Roasted Beetroot Hummus

Happy New Year Hummus!

Surprisingly, my most popular (or most visited) post of 2012 was this traditional hummus recipe. I don’t know why but if you search for Hummus or Hummus recipe in Google it’s right up there on the first page. Consequently I get loads of traffic from search engines. I should really learn how this all works. Maybe that should be my New Year’s resolution.

Baby Beetroot

The trouble is I’m too busy doing what I enjoy doing, which is cooking, to want to spend more time on the computer. So it’s probably not going to happen, but you never know. If someone had told me at the start of 2012 that by the end of the year I would be teaching Vegetarian Cookery Workshops at a cookery school in Spanish I would laughed in their face.

Roasting Beetroot

Speaking of which, this beautifully sweet, deliciously deep magenta coloured dip, is one of the dishes from the Middle Eastern inspired Christmas party menu workshop that I hosted in December. It formed part of a festive jewel coloured mezze that we all devoured with a glass of pink cava after everything was prepared. I will be sharing more of those recipes with you over the next few weeks.

Roasted Beet Hummus

I bought some little organic baby beets from the market which roasted in about 30-35 minutes but if you can only get larger ones, cut them in half or quarters and roast until they are tender all the way through.
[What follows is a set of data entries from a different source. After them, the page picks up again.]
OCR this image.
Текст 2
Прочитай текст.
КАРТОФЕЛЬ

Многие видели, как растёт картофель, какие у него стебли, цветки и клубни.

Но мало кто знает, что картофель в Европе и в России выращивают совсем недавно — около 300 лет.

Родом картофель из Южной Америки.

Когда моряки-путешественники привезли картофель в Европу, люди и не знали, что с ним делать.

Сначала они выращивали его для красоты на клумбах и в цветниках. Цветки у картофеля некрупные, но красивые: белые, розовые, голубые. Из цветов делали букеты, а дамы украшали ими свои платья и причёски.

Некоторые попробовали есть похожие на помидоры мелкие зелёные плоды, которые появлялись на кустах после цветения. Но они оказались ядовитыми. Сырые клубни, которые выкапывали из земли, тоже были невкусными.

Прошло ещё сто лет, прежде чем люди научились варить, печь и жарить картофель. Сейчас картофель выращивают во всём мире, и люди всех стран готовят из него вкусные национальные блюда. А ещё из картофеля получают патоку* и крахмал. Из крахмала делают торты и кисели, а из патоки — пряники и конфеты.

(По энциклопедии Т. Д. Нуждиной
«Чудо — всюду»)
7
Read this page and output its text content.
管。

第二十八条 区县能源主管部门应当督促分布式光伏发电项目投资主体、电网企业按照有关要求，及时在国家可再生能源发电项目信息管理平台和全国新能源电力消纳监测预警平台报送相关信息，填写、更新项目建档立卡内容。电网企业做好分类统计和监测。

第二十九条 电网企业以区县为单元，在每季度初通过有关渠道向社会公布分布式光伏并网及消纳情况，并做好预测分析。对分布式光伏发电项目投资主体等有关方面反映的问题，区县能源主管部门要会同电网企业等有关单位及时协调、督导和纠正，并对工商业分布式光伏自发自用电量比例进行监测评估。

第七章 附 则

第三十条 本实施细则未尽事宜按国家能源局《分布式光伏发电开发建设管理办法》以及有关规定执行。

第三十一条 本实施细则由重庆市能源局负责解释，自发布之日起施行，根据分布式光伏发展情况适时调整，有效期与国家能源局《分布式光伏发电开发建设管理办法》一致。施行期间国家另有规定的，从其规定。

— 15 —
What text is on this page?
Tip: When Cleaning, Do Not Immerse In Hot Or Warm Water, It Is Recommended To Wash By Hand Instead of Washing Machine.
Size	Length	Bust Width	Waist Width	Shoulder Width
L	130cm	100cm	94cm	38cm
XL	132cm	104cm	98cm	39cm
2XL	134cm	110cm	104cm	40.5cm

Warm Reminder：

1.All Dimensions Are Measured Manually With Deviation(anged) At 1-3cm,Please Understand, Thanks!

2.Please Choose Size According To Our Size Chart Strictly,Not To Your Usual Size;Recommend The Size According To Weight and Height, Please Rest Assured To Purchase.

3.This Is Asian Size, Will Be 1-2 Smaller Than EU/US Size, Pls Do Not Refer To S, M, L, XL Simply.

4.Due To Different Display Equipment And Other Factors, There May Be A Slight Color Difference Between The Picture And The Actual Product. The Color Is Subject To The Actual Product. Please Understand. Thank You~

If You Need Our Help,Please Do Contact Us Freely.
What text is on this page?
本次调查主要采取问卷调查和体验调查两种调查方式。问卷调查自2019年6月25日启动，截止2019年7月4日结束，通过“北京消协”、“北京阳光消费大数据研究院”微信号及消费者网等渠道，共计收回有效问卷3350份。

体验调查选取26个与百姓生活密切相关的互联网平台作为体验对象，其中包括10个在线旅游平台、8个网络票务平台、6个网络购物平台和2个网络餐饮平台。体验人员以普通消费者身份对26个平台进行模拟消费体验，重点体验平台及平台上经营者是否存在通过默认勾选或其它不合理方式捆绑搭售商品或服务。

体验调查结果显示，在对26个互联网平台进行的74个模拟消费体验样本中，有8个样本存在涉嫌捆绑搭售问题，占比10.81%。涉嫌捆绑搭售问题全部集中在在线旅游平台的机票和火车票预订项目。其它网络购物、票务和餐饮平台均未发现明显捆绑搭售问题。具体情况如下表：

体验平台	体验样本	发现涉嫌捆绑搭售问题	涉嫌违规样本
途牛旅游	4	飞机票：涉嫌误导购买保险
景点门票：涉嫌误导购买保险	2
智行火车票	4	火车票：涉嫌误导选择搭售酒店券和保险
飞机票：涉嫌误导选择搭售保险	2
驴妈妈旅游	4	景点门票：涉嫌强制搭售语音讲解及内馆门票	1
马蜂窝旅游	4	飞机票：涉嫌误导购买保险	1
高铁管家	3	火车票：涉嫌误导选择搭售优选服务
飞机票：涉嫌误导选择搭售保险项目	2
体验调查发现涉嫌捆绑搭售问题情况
This could take up to an hour depending on their size. Use gloves when you rub the skins off, if you don’t want fuchsia fingers.

Roasted Beetroot Hummus Recipe

Serves 6-8 as a dip. Vegan, Gluten-Free

  • about 600 g beetroot
  • olive oil
  • salt & black pepper
  • thyme

Trim off the leaves, leaving about 2 inches of stalk attached and leave the root on. Cut into halves or quarters if large. Preheat the oven to 200 C and line a baking tray with baking paper. Lay the beets on the tray, drizzle with olive oil, season with salt & black pepper and some fresh or dried thyme leaves. Roast until tender all the way through. 30 mins to an hour depending on size. Leave to cool then cut off the stalks and roots and rub the skins off with kitchen paper.

  • 400 g cooked chickpeas (1 tin/jar) drained & rinsed
  • 4 Tbsp olive oil
  • 3 Tbsp tahini
  • 2 Tbsp fresh lemon juice
  • 2 small cloves garlic, chopped
  • 2 tsp ground cumin
  • salt & black pepper
  • sesame seeds & fresh dill for garnish (optional)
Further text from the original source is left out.